President Trump just walked out of Walter Reed. He said "thank you" but he didn't answer any questions.
A reporter could be heard shouting questions including: How many of your staff are sick? Do you think you might be a super spreader, Mr. President?
Remarkable. — Yamiche Alcindor (@Yamiche) October 5, 2020
As he was leaving a reporter shouted: "How many of your staff are sick? Do you think you might be a super spreader, Mr. President?"
Trump replied with "Thank you, very much."
Doctors earlier today said Trump's condition had improved after several therapeutic Covid-19 treatments. He was diagnosed with the illness late last week. Dr. Sean Conley, the White House physician said Trump was healthy enough to leave the facility but "may not entirely be out of the woods yet."
Conley said Trump would be taken to the White House medical unit, "where he'll be surrounded by world-class medical care, 24/7."
The president has been fever-free for more than 72 hours and his oxygen levels are normal, Conley, said on Monday.
"Over the past 24 hours, the president has continued to improve," Conley told reporters. "He's met or exceeded all standard hospital discharge criteria."

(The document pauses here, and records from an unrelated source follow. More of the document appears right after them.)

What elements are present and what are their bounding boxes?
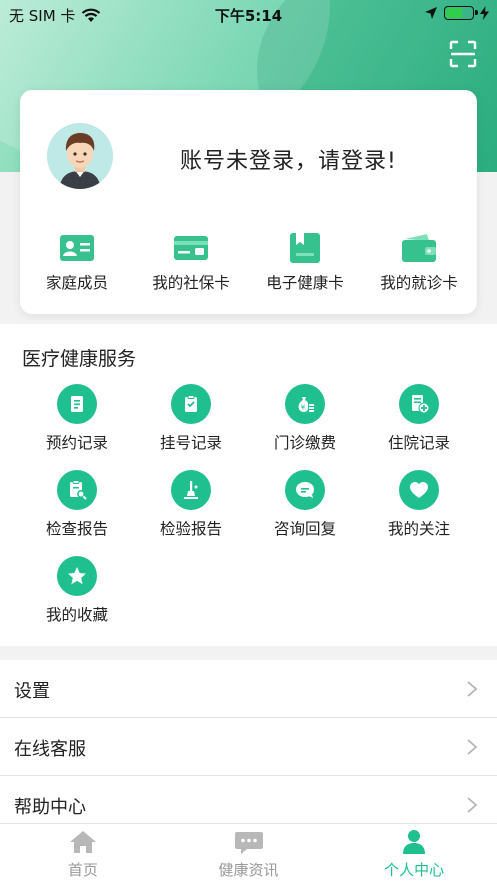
tab-label: 首页 bbox=[67, 861, 98, 879]
battery-icon bbox=[444, 6, 478, 20]
chevron-right-icon bbox=[467, 797, 478, 813]
service-label: 住院记录 bbox=[387, 434, 450, 452]
quick-link-social-security[interactable]: 我的社保卡 bbox=[134, 233, 248, 293]
scan-icon bbox=[449, 40, 477, 68]
chat-bubble-icon bbox=[285, 470, 325, 510]
tab-personal-center[interactable]: 个人中心 bbox=[331, 824, 497, 883]
service-label: 我的关注 bbox=[387, 520, 450, 538]
login-prompt[interactable]: 账号未登录，请登录! bbox=[180, 143, 397, 175]
menu-item-settings[interactable]: 设置 bbox=[0, 660, 497, 718]
svg-text:¥: ¥ bbox=[301, 404, 306, 412]
tab-bar: 首页 健康资讯 个人中心 bbox=[0, 823, 497, 883]
menu-item-online-service[interactable]: 在线客服 bbox=[0, 718, 497, 776]
social-security-card-icon bbox=[173, 233, 209, 263]
person-icon bbox=[399, 829, 429, 855]
section-title: 医疗健康服务 bbox=[22, 348, 137, 370]
location-arrow-icon bbox=[425, 7, 437, 19]
service-outpatient-payment[interactable]: ¥ 门诊缴费 bbox=[248, 384, 362, 453]
scan-button[interactable] bbox=[449, 40, 477, 68]
family-card-icon bbox=[59, 233, 95, 263]
quick-link-label: 我的就诊卡 bbox=[380, 274, 458, 292]
service-label: 我的收藏 bbox=[45, 606, 108, 624]
tab-label: 健康资讯 bbox=[218, 861, 279, 879]
avatar[interactable] bbox=[47, 123, 113, 189]
service-label: 咨询回复 bbox=[273, 520, 336, 538]
clipboard-check-icon bbox=[171, 384, 211, 424]
charging-bolt-icon bbox=[480, 6, 489, 20]
status-time: 下午5:14 bbox=[214, 7, 283, 25]
health-card-icon bbox=[287, 233, 323, 263]
profile-card: 账号未登录，请登录! 家庭成员 我的社保卡 电子健康卡 我的就诊卡 bbox=[20, 90, 477, 314]
quick-link-label: 电子健康卡 bbox=[266, 274, 344, 292]
status-right bbox=[424, 6, 489, 20]
service-label: 检验报告 bbox=[159, 520, 222, 538]
menu-item-label: 在线客服 bbox=[14, 739, 86, 760]
tab-label: 个人中心 bbox=[384, 861, 445, 879]
service-lab-reports[interactable]: 检验报告 bbox=[134, 470, 248, 539]
star-icon bbox=[57, 556, 97, 596]
service-label: 挂号记录 bbox=[159, 434, 222, 452]
service-label: 检查报告 bbox=[45, 520, 108, 538]
quick-link-health-card[interactable]: 电子健康卡 bbox=[248, 233, 362, 293]
quick-link-label: 我的社保卡 bbox=[152, 274, 230, 292]
user-avatar-icon bbox=[47, 123, 113, 189]
service-hospitalization-records[interactable]: 住院记录 bbox=[362, 384, 476, 453]
lab-flask-icon bbox=[171, 470, 211, 510]
service-consultation-replies[interactable]: 咨询回复 bbox=[248, 470, 362, 539]
visit-card-icon bbox=[401, 233, 437, 263]
menu-item-label: 设置 bbox=[14, 681, 50, 702]
chevron-right-icon bbox=[467, 681, 478, 697]
service-my-favorites[interactable]: 我的收藏 bbox=[20, 556, 134, 625]
settings-menu: 设置 在线客服 帮助中心 bbox=[0, 660, 497, 834]
service-my-follows[interactable]: 我的关注 bbox=[362, 470, 476, 539]
heart-icon bbox=[399, 470, 439, 510]
news-chat-icon bbox=[234, 829, 264, 855]
status-bar: 无 SIM 卡 下午5:14 bbox=[0, 0, 497, 30]
hospital-record-icon bbox=[399, 384, 439, 424]
home-icon bbox=[68, 829, 98, 855]
inspection-report-icon bbox=[57, 470, 97, 510]
tab-health-news[interactable]: 健康资讯 bbox=[166, 824, 332, 883]
service-inspection-reports[interactable]: 检查报告 bbox=[20, 470, 134, 539]
chevron-right-icon bbox=[467, 739, 478, 755]
quick-link-label: 家庭成员 bbox=[45, 274, 108, 292]
service-appointment-records[interactable]: 预约记录 bbox=[20, 384, 134, 453]
quick-link-visit-card[interactable]: 我的就诊卡 bbox=[362, 233, 476, 293]
service-label: 门诊缴费 bbox=[273, 434, 336, 452]
tab-home[interactable]: 首页 bbox=[0, 824, 166, 883]
quick-link-family[interactable]: 家庭成员 bbox=[20, 233, 134, 293]
menu-item-label: 帮助中心 bbox=[14, 797, 86, 818]
document-icon bbox=[57, 384, 97, 424]
health-services-section: 医疗健康服务 预约记录 挂号记录 ¥ 门诊缴费 住院记录 检查报告 检验报告 咨… bbox=[0, 324, 497, 646]
money-bag-icon: ¥ bbox=[285, 384, 325, 424]
service-label: 预约记录 bbox=[45, 434, 108, 452]
service-registration-records[interactable]: 挂号记录 bbox=[134, 384, 248, 453]
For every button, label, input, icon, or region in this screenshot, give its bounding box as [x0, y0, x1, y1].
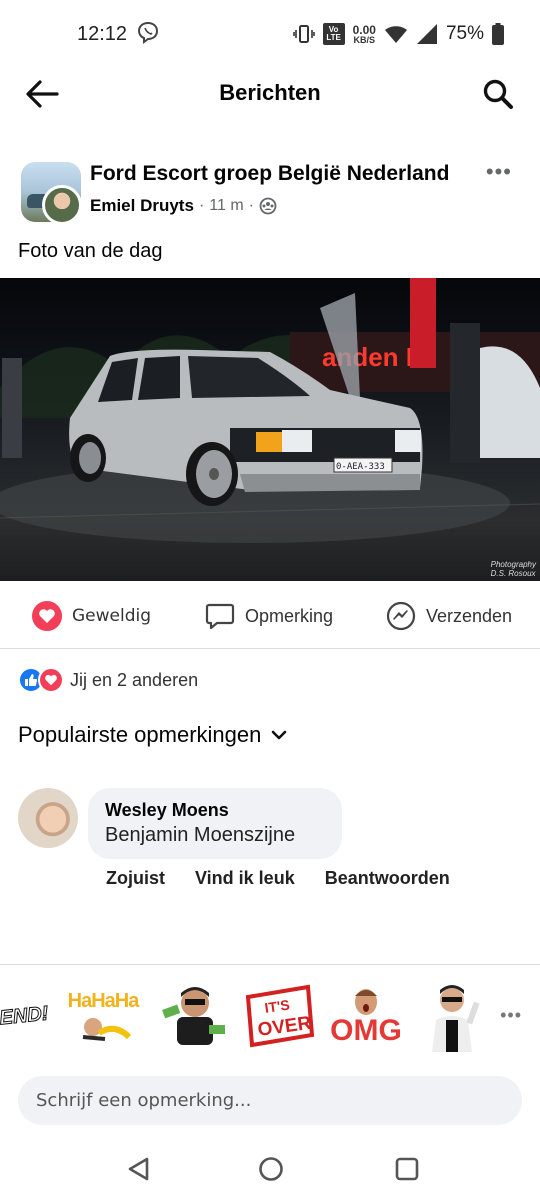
battery-percent: 75% — [445, 23, 484, 44]
divider — [0, 648, 540, 649]
triangle-back-icon — [128, 1157, 149, 1181]
post-time[interactable]: 11 m — [209, 197, 243, 215]
comment-actions: Zojuist Vind ik leuk Beantwoorden — [106, 868, 480, 889]
post-text: Foto van de dag — [18, 240, 163, 262]
sticker-haha-text: HaHaHa — [67, 989, 140, 1012]
money-person-icon — [162, 987, 225, 1045]
comment-composer[interactable] — [18, 1076, 522, 1125]
comment-label: Opmerking — [245, 605, 334, 626]
comment-author[interactable]: Wesley Moens — [105, 800, 325, 821]
author-avatar[interactable] — [42, 185, 82, 225]
reactions-summary[interactable]: Jij en 2 anderen — [18, 666, 198, 694]
vibrate-icon — [292, 25, 315, 43]
comment-like-button[interactable]: Vind ik leuk — [195, 868, 295, 889]
wifi-icon — [384, 26, 407, 43]
signal-icon — [416, 24, 437, 44]
post-author[interactable]: Emiel Druyts — [90, 196, 194, 216]
sticker-omg[interactable]: OMG — [330, 979, 402, 1053]
heart-icon — [32, 601, 62, 631]
status-icons: Vo LTE 0.00 KB/S 75% — [292, 20, 504, 48]
network-speed: 0.00 KB/S — [353, 24, 376, 45]
love-reaction-button[interactable]: Geweldig — [32, 594, 151, 638]
battery-icon — [492, 23, 504, 45]
network-speed-value: 0.00 — [352, 22, 376, 37]
status-time: 12:12 — [77, 23, 128, 45]
meta-separator: · — [248, 197, 254, 214]
lte-badge: Vo LTE — [322, 23, 345, 45]
search-icon — [483, 79, 513, 109]
system-nav-bar — [0, 1140, 540, 1200]
car-photo: anden B 0-AEA-333 — [0, 278, 540, 543]
circle-home-icon — [259, 1157, 283, 1181]
sticker-haha[interactable]: HaHaHa — [67, 979, 140, 1053]
meta-separator: · — [198, 197, 205, 214]
love-reaction-icon — [38, 667, 64, 693]
license-plate: 0-AEA-333 — [336, 462, 385, 472]
network-speed-unit: KB/S — [353, 34, 376, 45]
square-recents-icon — [395, 1157, 419, 1181]
group-name[interactable]: Ford Escort groep België Nederland — [90, 162, 449, 186]
photo-watermark: Photography D.S. Rosoux — [491, 560, 536, 578]
more-options-button[interactable]: ••• — [486, 161, 512, 183]
comment-sort-dropdown[interactable]: Populairste opmerkingen — [18, 722, 287, 748]
sticker-money[interactable] — [158, 979, 230, 1053]
reactions-text: Jij en 2 anderen — [70, 669, 199, 690]
laughing-person-icon — [82, 1017, 131, 1041]
sticker-its-over[interactable]: IT'S OVER — [242, 979, 316, 1053]
comment-input[interactable] — [36, 1090, 504, 1111]
sticker-selfie[interactable] — [424, 979, 484, 1053]
comment-bubble[interactable]: Wesley Moens Benjamin Moenszijne — [88, 788, 342, 859]
surprised-person-icon — [355, 989, 377, 1015]
group-members-icon — [259, 197, 277, 215]
send-button[interactable]: Verzenden — [386, 594, 512, 638]
messenger-icon — [386, 601, 416, 631]
watermark-line-1: Photography — [490, 560, 536, 569]
nav-recents-button[interactable] — [392, 1154, 422, 1184]
sticker-omg-text: OMG — [330, 1014, 402, 1047]
comment-icon — [205, 603, 235, 630]
nav-back-button[interactable] — [123, 1154, 153, 1184]
selfie-person-icon — [432, 985, 480, 1052]
love-label: Geweldig — [72, 606, 152, 626]
post-photo[interactable]: anden B 0-AEA-333 Photography D.S. Rosou… — [0, 278, 540, 581]
comment-reply-button[interactable]: Beantwoorden — [325, 868, 450, 889]
commenter-avatar[interactable] — [18, 788, 78, 848]
post-meta: Emiel Druyts · 11 m · — [90, 196, 277, 216]
page-title: Berichten — [219, 80, 321, 105]
search-button[interactable] — [478, 76, 518, 112]
post-actions: Geweldig Opmerking Verzenden — [0, 594, 540, 638]
comment-text: Benjamin Moenszijne — [105, 824, 296, 846]
status-bar: 12:12 Vo LTE 0.00 KB/S 75% — [0, 0, 540, 70]
nav-home-button[interactable] — [256, 1154, 286, 1184]
send-label: Verzenden — [426, 605, 513, 626]
viber-icon — [137, 21, 159, 44]
sort-label: Populairste opmerkingen — [18, 722, 262, 747]
comment-button[interactable]: Opmerking — [205, 594, 333, 638]
chevron-down-icon — [272, 730, 287, 740]
sticker-tray: END! HaHaHa IT'S OVER OMG ••• — [0, 964, 540, 1064]
watermark-line-2: D.S. Rosoux — [490, 569, 536, 578]
more-stickers-button[interactable]: ••• — [500, 1005, 522, 1026]
top-header: Berichten — [0, 70, 540, 116]
sticker-end[interactable]: END! — [0, 976, 56, 1055]
comment-time: Zojuist — [106, 868, 165, 888]
post-header: Ford Escort groep België Nederland Emiel… — [0, 160, 540, 224]
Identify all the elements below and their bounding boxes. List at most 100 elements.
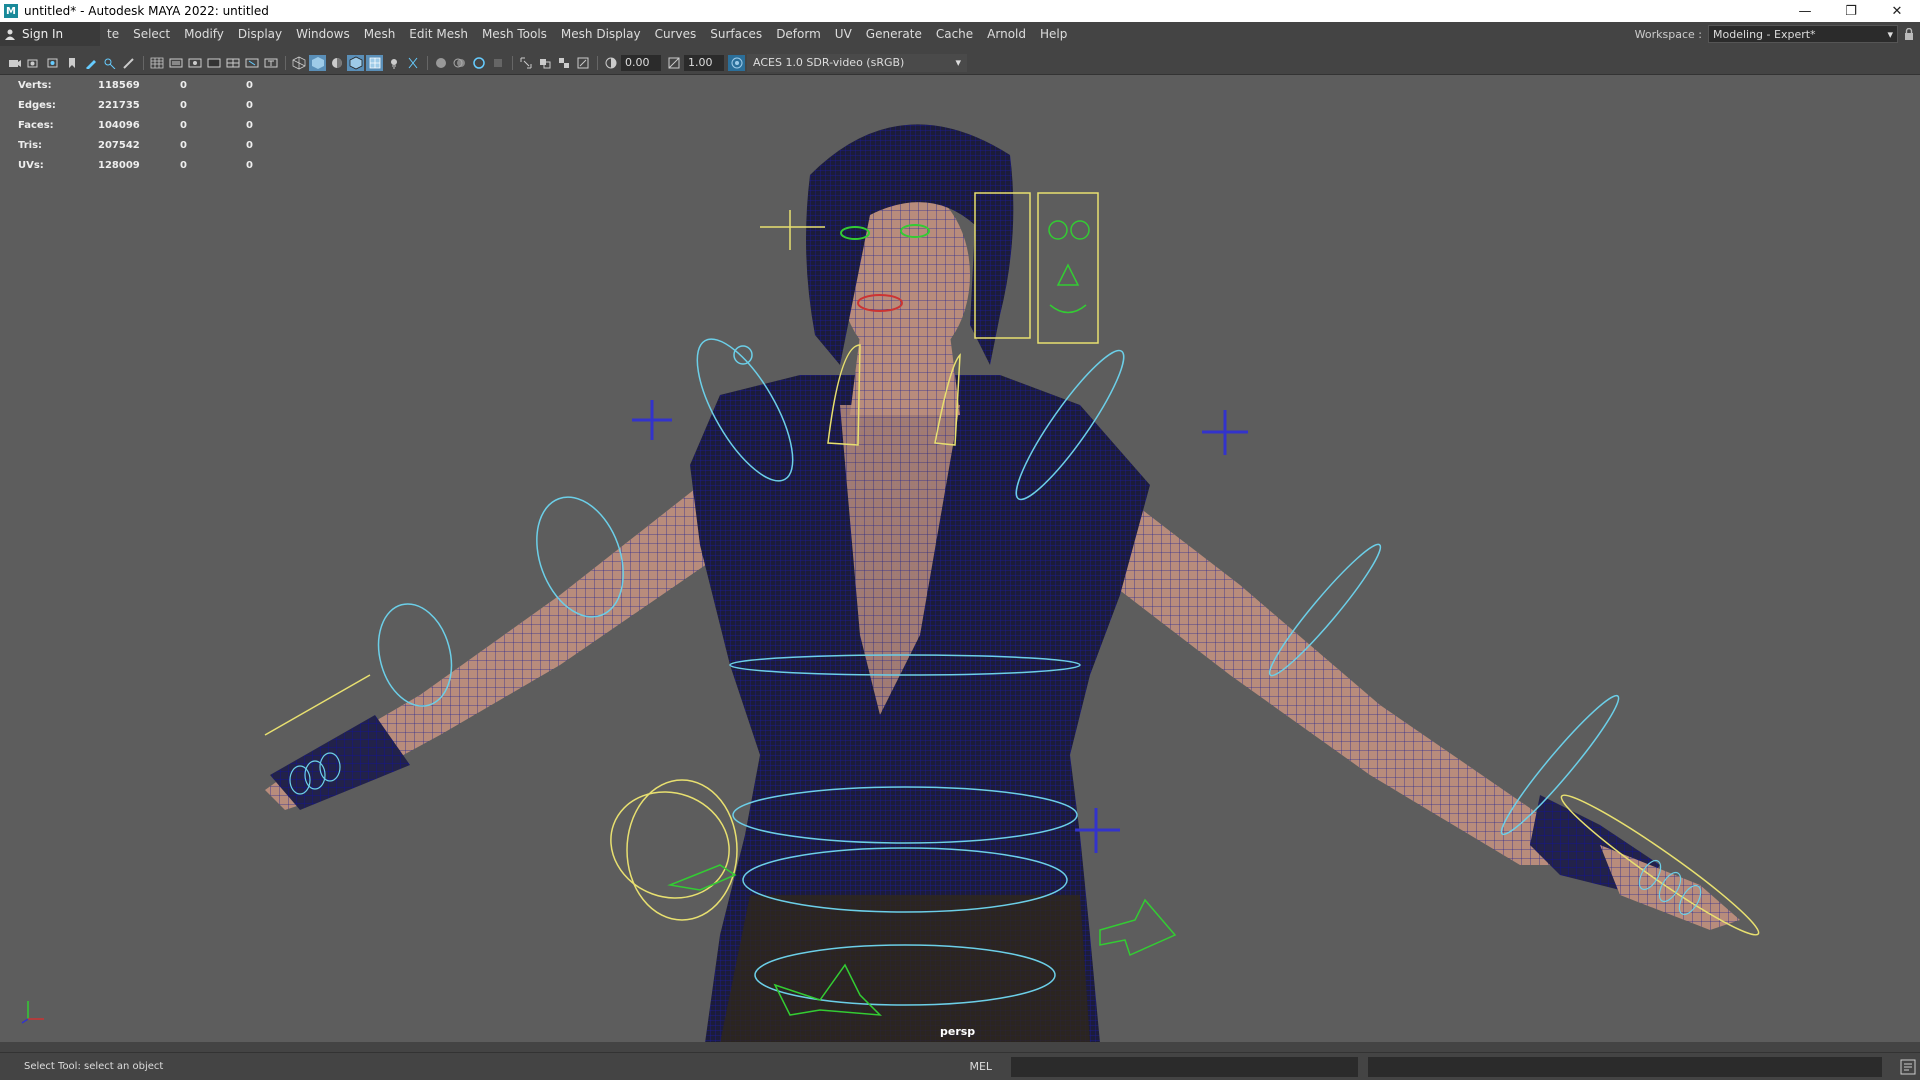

Trump will return to the White House medical unit, where he'll continue his care.
Before he left Walter Reed, doctors planned to administer a fourth dose of remdesivir, the FDA-authorized antiviral treatment Trump has been taking since Friday. The drug is typically given to hospitalised patients with a severe infection who require ventilators or ICU admission.
Conley he noted that Trump's physicians were still "on guard," since Trump hasn't reached the seven- to 10-day window when severe coronavirus cases typically take a turn for the worse. They're not yet sure what the effects will be of giving Trump experimental drugs relatively early in the course of his infection.
"If we can get through to Monday with him remaining the same or improving, better yet, then we will all take that final deep sigh of relief," Conley said, referring to next Monday, October 12.